The positioning service implements two approaches based on language technologies, i.e. knowledge poor and knowledge rich
LANGUAGE USAGE-BASED SERVICE FOR PROVIDING FORMATIVE FEEDBACK AND LEARNER POSITIONING Gaston Burek, Gillian Armitt, Dale Gerdemann, Bernhard Hoisl, Robert Koblischke, Christoph Mauerhofer, Petya Osenova and Kiril Simov PROBLEM Learners do not receive personalised feedback on demand. Tutors do not have time to provide personalised feedback because of time constraints and because of limited institutional resources. USE CASE Self-directed learners can benefit from personalised 'feedback on demand' during learning but this is often not practical owing to tutors' time constraints. Tutors can benefit from computerised support for positioning learners. Tutors of the positioning service should interpret the automated feedback to assess the learner’s position and to decide what materials the learner needs to study, and where additional support might be needed. The service need fine tuning for each Community of Practice (CoP) .
Question creation and learning materials management For each course tutors set up a set of questions to be answered by learners. The aim of each question is to evaluate learners' knowledge by means of positioning them in relation to relevant CoPs. Each of the questions covers one or more CoP relevant concepts. Learners enter long text in response to each question.
SOLUTION Solution Service implementing language technologies for positioning learners. The service supports tutors in providing personalised feedback and recommending reading materials. In addition, it supports learners in writing their texts.
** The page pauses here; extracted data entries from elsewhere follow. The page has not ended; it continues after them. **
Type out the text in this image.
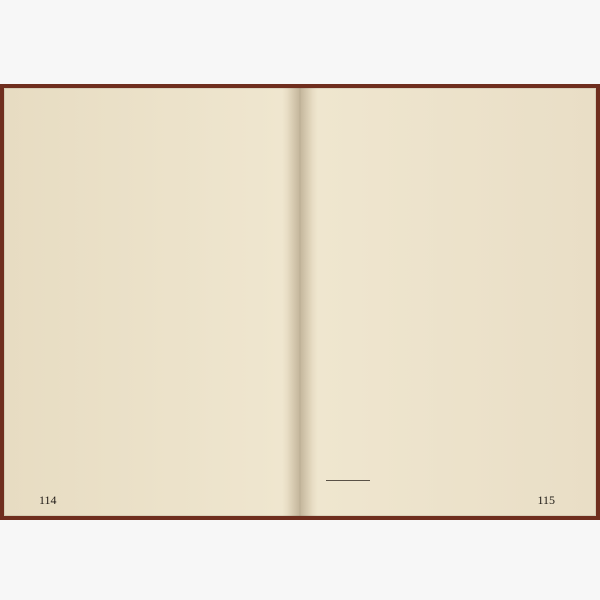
114	115
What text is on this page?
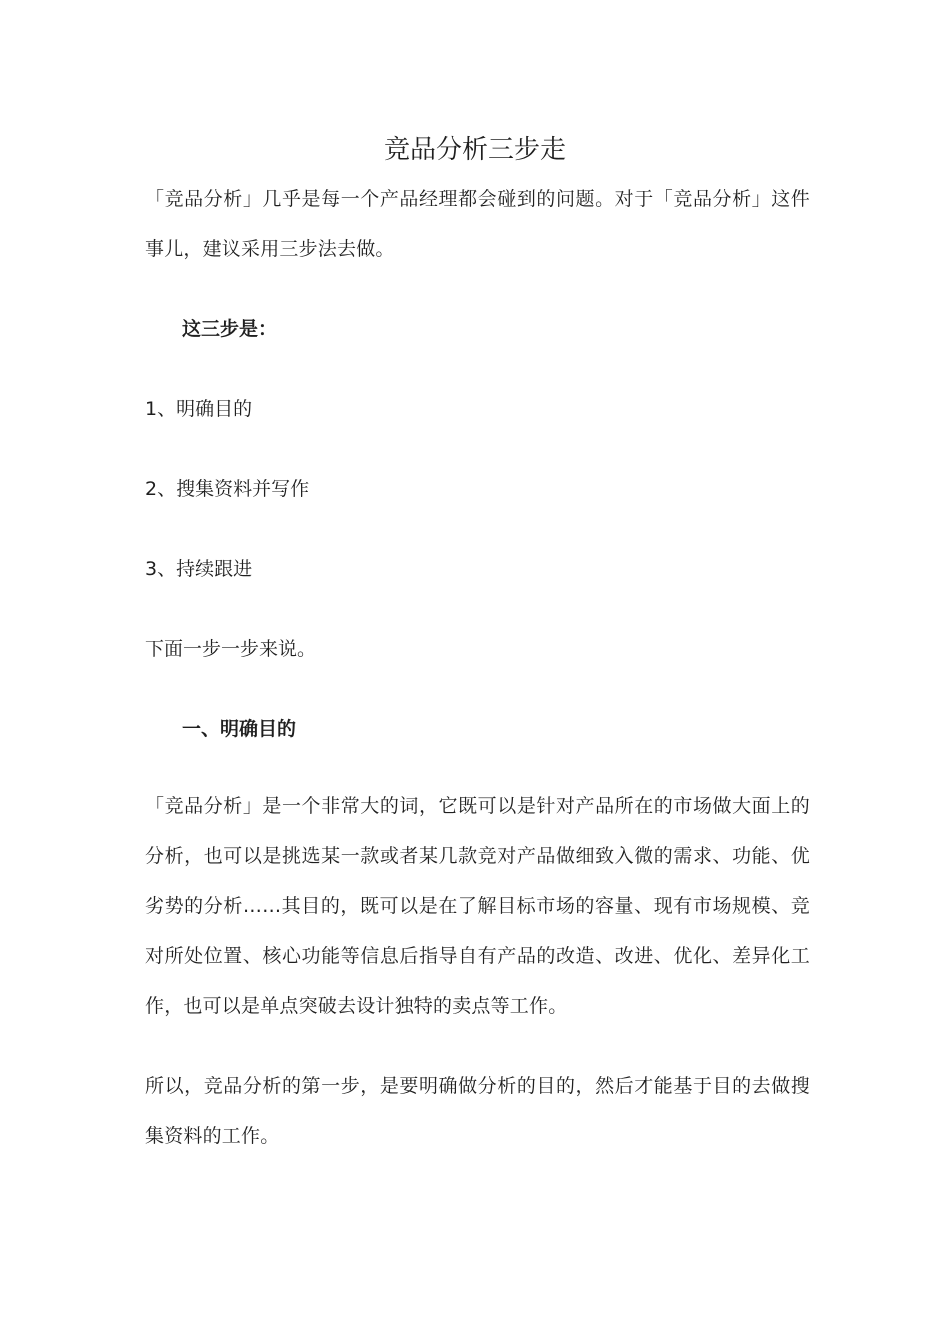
竞品分析三步走

「竞品分析」几乎是每一个产品经理都会碰到的问题。对于「竞品分析」这件事儿，建议采用三步法去做。

这三步是：

1、明确目的

2、搜集资料并写作

3、持续跟进

下面一步一步来说。

一、明确目的

「竞品分析」是一个非常大的词，它既可以是针对产品所在的市场做大面上的分析，也可以是挑选某一款或者某几款竞对产品做细致入微的需求、功能、优劣势的分析……其目的，既可以是在了解目标市场的容量、现有市场规模、竞对所处位置、核心功能等信息后指导自有产品的改造、改进、优化、差异化工作，也可以是单点突破去设计独特的卖点等工作。

所以，竞品分析的第一步，是要明确做分析的目的，然后才能基于目的去做搜集资料的工作。
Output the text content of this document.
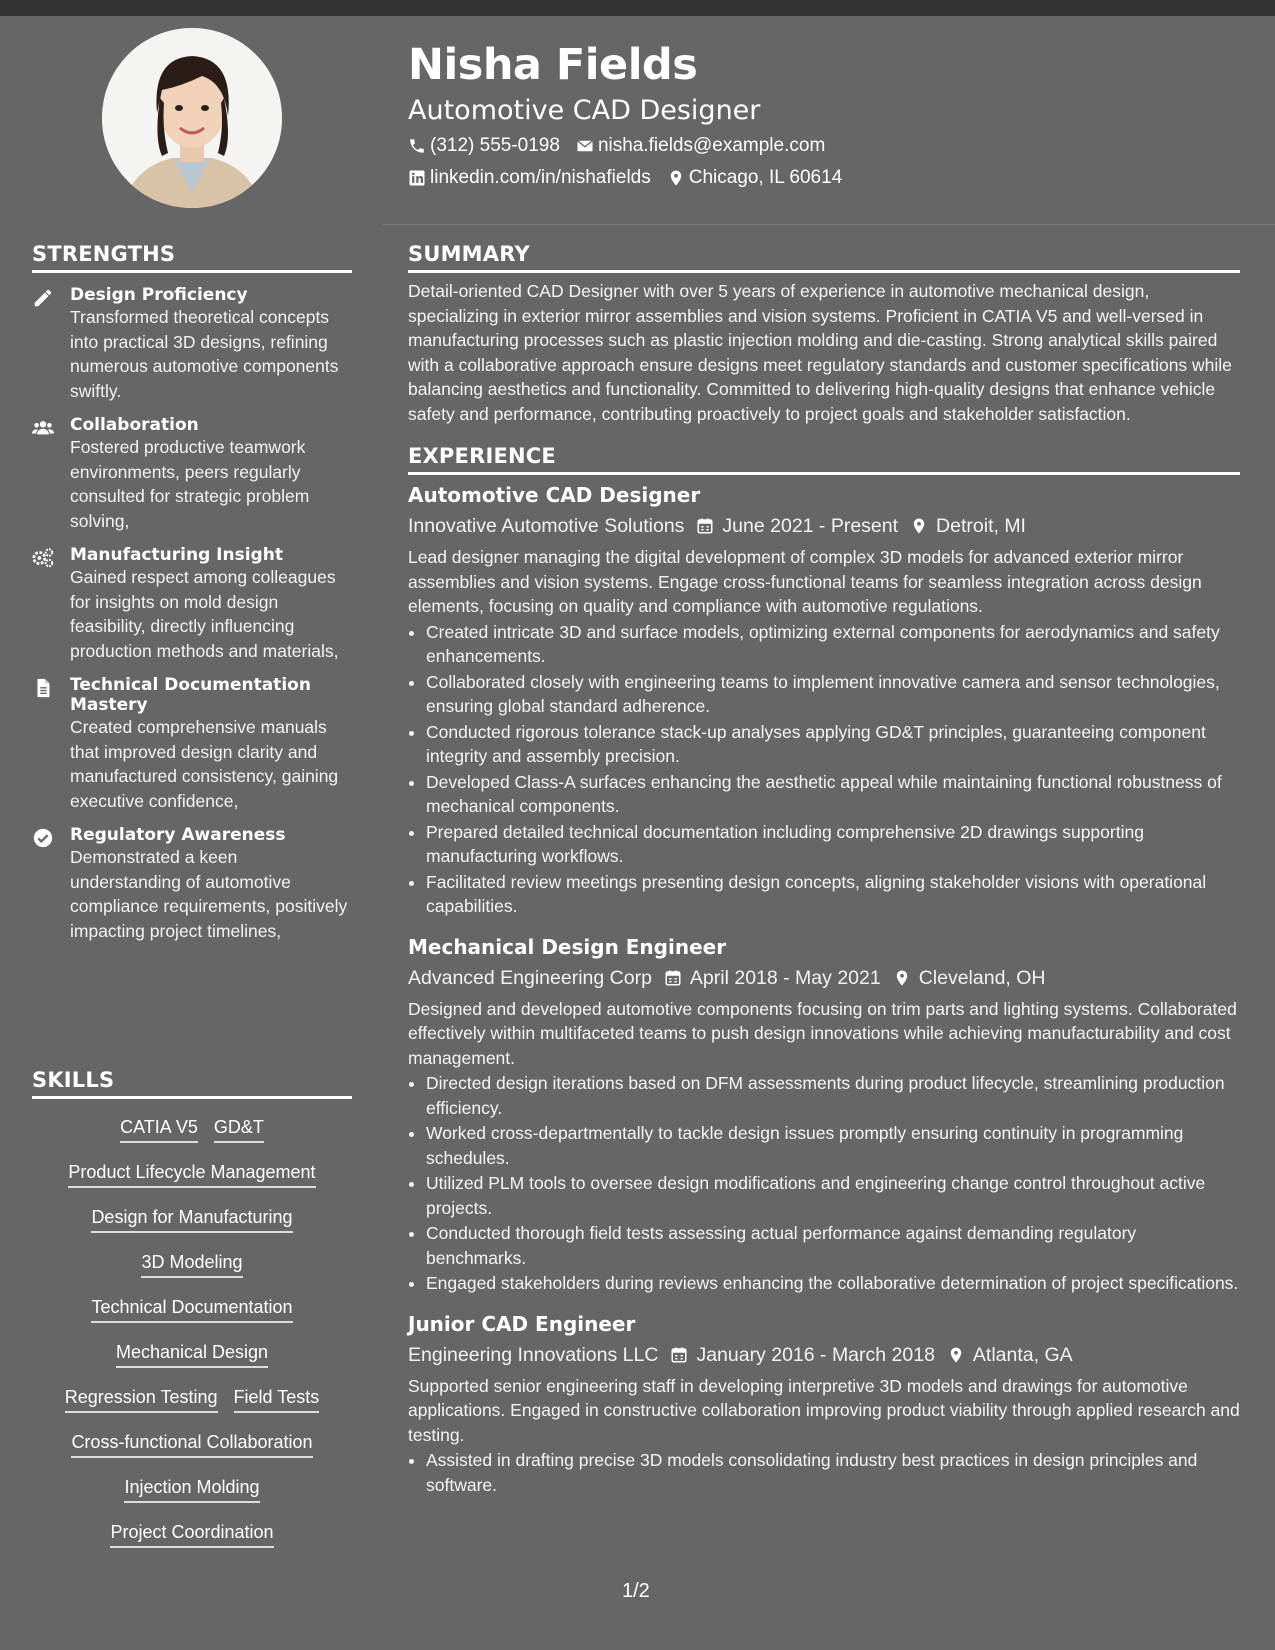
STRENGTHS
Design Proficiency
Transformed theoretical concepts into practical 3D designs, refining numerous automotive components swiftly.
Collaboration
Fostered productive teamwork environments, peers regularly consulted for strategic problem solving,
Manufacturing Insight
Gained respect among colleagues for insights on mold design feasibility, directly influencing production methods and materials,
Technical Documentation Mastery
Created comprehensive manuals that improved design clarity and manufactured consistency, gaining executive confidence,
Regulatory Awareness
Demonstrated a keen understanding of automotive compliance requirements, positively impacting project timelines,
SKILLS
CATIA V5 GD&T
Product Lifecycle Management
Design for Manufacturing
3D Modeling
Technical Documentation
Mechanical Design
Regression Testing Field Tests
Cross-functional Collaboration
Injection Molding
Project Coordination
Nisha Fields
Automotive CAD Designer
(312) 555-0198 nisha.fields@example.com
linkedin.com/in/nishafields Chicago, IL 60614
SUMMARY

Detail-oriented CAD Designer with over 5 years of experience in automotive mechanical design, specializing in exterior mirror assemblies and vision systems. Proficient in CATIA V5 and well-versed in manufacturing processes such as plastic injection molding and die-casting. Strong analytical skills paired with a collaborative approach ensure designs meet regulatory standards and customer specifications while balancing aesthetics and functionality. Committed to delivering high-quality designs that enhance vehicle safety and performance, contributing proactively to project goals and stakeholder satisfaction.

EXPERIENCE
Automotive CAD Designer
Innovative Automotive Solutions June 2021 - Present Detroit, MI

Lead designer managing the digital development of complex 3D models for advanced exterior mirror assemblies and vision systems. Engage cross-functional teams for seamless integration across design elements, focusing on quality and compliance with automotive regulations.

• Created intricate 3D and surface models, optimizing external components for aerodynamics and safety enhancements.
• Collaborated closely with engineering teams to implement innovative camera and sensor technologies, ensuring global standard adherence.
• Conducted rigorous tolerance stack-up analyses applying GD&T principles, guaranteeing component integrity and assembly precision.
• Developed Class-A surfaces enhancing the aesthetic appeal while maintaining functional robustness of mechanical components.
• Prepared detailed technical documentation including comprehensive 2D drawings supporting manufacturing workflows.
• Facilitated review meetings presenting design concepts, aligning stakeholder visions with operational capabilities.
Mechanical Design Engineer
Advanced Engineering Corp April 2018 - May 2021 Cleveland, OH

Designed and developed automotive components focusing on trim parts and lighting systems. Collaborated effectively within multifaceted teams to push design innovations while achieving manufacturability and cost management.

• Directed design iterations based on DFM assessments during product lifecycle, streamlining production efficiency.
• Worked cross-departmentally to tackle design issues promptly ensuring continuity in programming schedules.
• Utilized PLM tools to oversee design modifications and engineering change control throughout active projects.
• Conducted thorough field tests assessing actual performance against demanding regulatory benchmarks.
• Engaged stakeholders during reviews enhancing the collaborative determination of project specifications.
Junior CAD Engineer
Engineering Innovations LLC January 2016 - March 2018 Atlanta, GA

Supported senior engineering staff in developing interpretive 3D models and drawings for automotive applications. Engaged in constructive collaboration improving product viability through applied research and testing.

• Assisted in drafting precise 3D models consolidating industry best practices in design principles and software.
1/2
HOW IT WORKS The positioning service implements two approaches based on language technologies, i.e. knowledge poor and knowledge rich. While the knowledge poor approach supports the positioning of the learner by means of learner language use, the knowledge rich approach supports the positioning of the learner by means of conceptual coverage of learner texts. The knowledge poor approach performs a qualitative and a quantitative analysis of learner texts. Qualitative analysis involves the scoring of phrases extracted from high quality learner texts and instructional material according to distinctive features of their usage. The output of this analysis is based on the learner’s written phrases and not simply on word frequency. Users can inspect the scored phrases visually. Quantitative analysis uses information such as occurrence counts of these phrases to compute a measure of fit (i.e. Latent Semantic Analysis) of the learner language as compared to the relevant CoP. The knowledge rich approach analyses conceptual coverage of learner texts involving the use of an ontology and lexicalisations of concepts belonging to that ontology (e.g. phrases extracted by means of the qualitative analysis). This approach counts how many relevant concepts are found in the learner texts. Finally, after examining the service output, users can find the appropriate list of instructional texts from a reference corpus.
Feedback for learners and tutors Learners receive formative feedback ('live feedback') on conceptual coverage and language use for texts submitted to the system, to help them revise their texts before final submission to tutors for positioning. A similar feedback supports tutors in adjusting grading, providing personalised feedback and recommending learning materials.
VALIDATION Learners: The 'live feedback' helped them demonstrate the full extent of their knowledge, by providing tips to improve the quality of their answers. Learners were motivated to explore learning materials immediately, rather than waiting for feedback. Tutors: The time tutors spend in positioning reduced by 50%. The service helped them identify learners' weak areas of concept coverage. The feedback report helped them in interviews to advise the learner on the next steps in learning.
REFERENCES Bakhtin, M. M. 1986. Speech Genres and Other Late Essays. Translated by Vern W. McGee. Texas: University of Texas Press. Burek, G. G. and Gerdemann, D. 2009 Maximal Phrases Based Analysis for Prototyping Online Discussion Forums Postings, Proceedings of the workshop on Adaptation of Language Resources and Technology to New Domains (AdaptLRTtoND), RANLP Conference, Borovets, Bulgaria, 17 September, 2009.